The Labor Reform introduced various modifications to laws, such as telecommuting and hybrid work agreements, under Provisional Measure 1108/22 to enhance the security of employment relationships. It is essential for lawyers to stay informed about these updates to offer excellent advice to their clients.
What does Provisional Measure 1108/22 entail?
Telecommuting was initially regulated under the CLT during the 2017 Labor Reform, albeit briefly. Nevertheless, the COVID-19 pandemic has led to telecommuting becoming a prevalent mode of work in many companies where tasks can be completed remotely to prevent the spread of the virus.
We recognized the importance of updating labor laws to protect the rights and security of individuals in this new work structure. As a result, the Provisional Measure (MP) 1108/22, issued on March 28 this year, modified CLT articles to enhance legal clarity in employer-employee relationships.
The MP 1108/22 has a 60-day period until the end of May and can be extended for another 60 days if the vote is not finished in both National Congress Houses. During this time, all work contracts must comply with the rules introduced by this MP until it is potentially enacted into law.
What are the primary modifications to the home office system?
Article 5 of MP 1108/22 introduces significant modifications to Law No. 6.321 from April 14, 1976, particularly concerning telework and hybrid work. The MP presents a revised definition of telework.
Telework or remote work involves providing services away from the employer’s premises, predominantly or not, using information and communication technologies, and is distinct from field work by its very nature.
The MP introduces a new interpretation regarding telework, different from what was established in the Labor Reform, which required telework to be primarily done outside the office.
The regular presence of the employee at the company’s premises will not negate the home office work arrangement as outlined in Article 75-B § 1o.

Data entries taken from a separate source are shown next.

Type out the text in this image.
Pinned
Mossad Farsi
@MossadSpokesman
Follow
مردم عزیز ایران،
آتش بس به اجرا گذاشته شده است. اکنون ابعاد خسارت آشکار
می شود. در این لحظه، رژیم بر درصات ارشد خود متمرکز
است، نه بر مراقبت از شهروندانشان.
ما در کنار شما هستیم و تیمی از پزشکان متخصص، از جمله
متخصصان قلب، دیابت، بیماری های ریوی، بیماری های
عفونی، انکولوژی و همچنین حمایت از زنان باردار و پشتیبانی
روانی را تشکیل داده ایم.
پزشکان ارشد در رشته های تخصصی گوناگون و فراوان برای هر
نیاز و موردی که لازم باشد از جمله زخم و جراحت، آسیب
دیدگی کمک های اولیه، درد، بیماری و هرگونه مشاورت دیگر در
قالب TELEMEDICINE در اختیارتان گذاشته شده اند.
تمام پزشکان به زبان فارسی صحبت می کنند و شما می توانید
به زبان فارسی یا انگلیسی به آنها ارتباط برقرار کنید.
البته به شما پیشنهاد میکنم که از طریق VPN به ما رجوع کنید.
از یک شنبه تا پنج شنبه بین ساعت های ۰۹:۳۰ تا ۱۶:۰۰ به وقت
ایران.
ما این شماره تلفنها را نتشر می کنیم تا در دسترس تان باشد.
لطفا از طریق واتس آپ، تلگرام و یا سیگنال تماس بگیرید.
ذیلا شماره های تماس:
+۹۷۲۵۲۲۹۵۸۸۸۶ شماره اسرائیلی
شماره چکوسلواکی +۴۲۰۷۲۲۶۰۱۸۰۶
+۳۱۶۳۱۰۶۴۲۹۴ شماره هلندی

Attending the employer’s premises for specific activities does not change the telework or remote work arrangement, even if it is a regular occurrence.
To prevent potential legal disputes in the future, Article 75-B, paragraph 4 of the Labor Code explicitly states that telecommuting should not be considered as telemarketing or teleservice operations.
Has the mixed government system also been addressed in this MP?
The MP 1108/22 allows employees and the company to have flexibility in determining a hybrid work arrangement, where employees can work from home and the office on alternating days or as needed by the company.
Before the implementation of the MP, it was not achievable because the previous definition of telework included all employees who worked remotely for at least 3 days a week.
Other key alterations you should be aware of
- Other updates should also be highlighted briefly.
- Trainees and apprentices are also legally allowed to telework.
- Food assistance should only be used for purchasing meals at restaurants or food establishments.
- The collaborator can offer assistance through travel, manufacturing, or assignment.
- Employers utilizing production-based or task-based hiring do not have to monitor the employee’s working hours.
- Employees who are disabled or have children under the age of four should be given preference for remote work opportunities.
Telecommuting needs to be regulated to ensure the well-being, safety, and security of employees. Companies should be careful and ensure that the work agreements of employees engaged in telecommuting or hybrid work are appropriate, as mandated by MP 1108/22.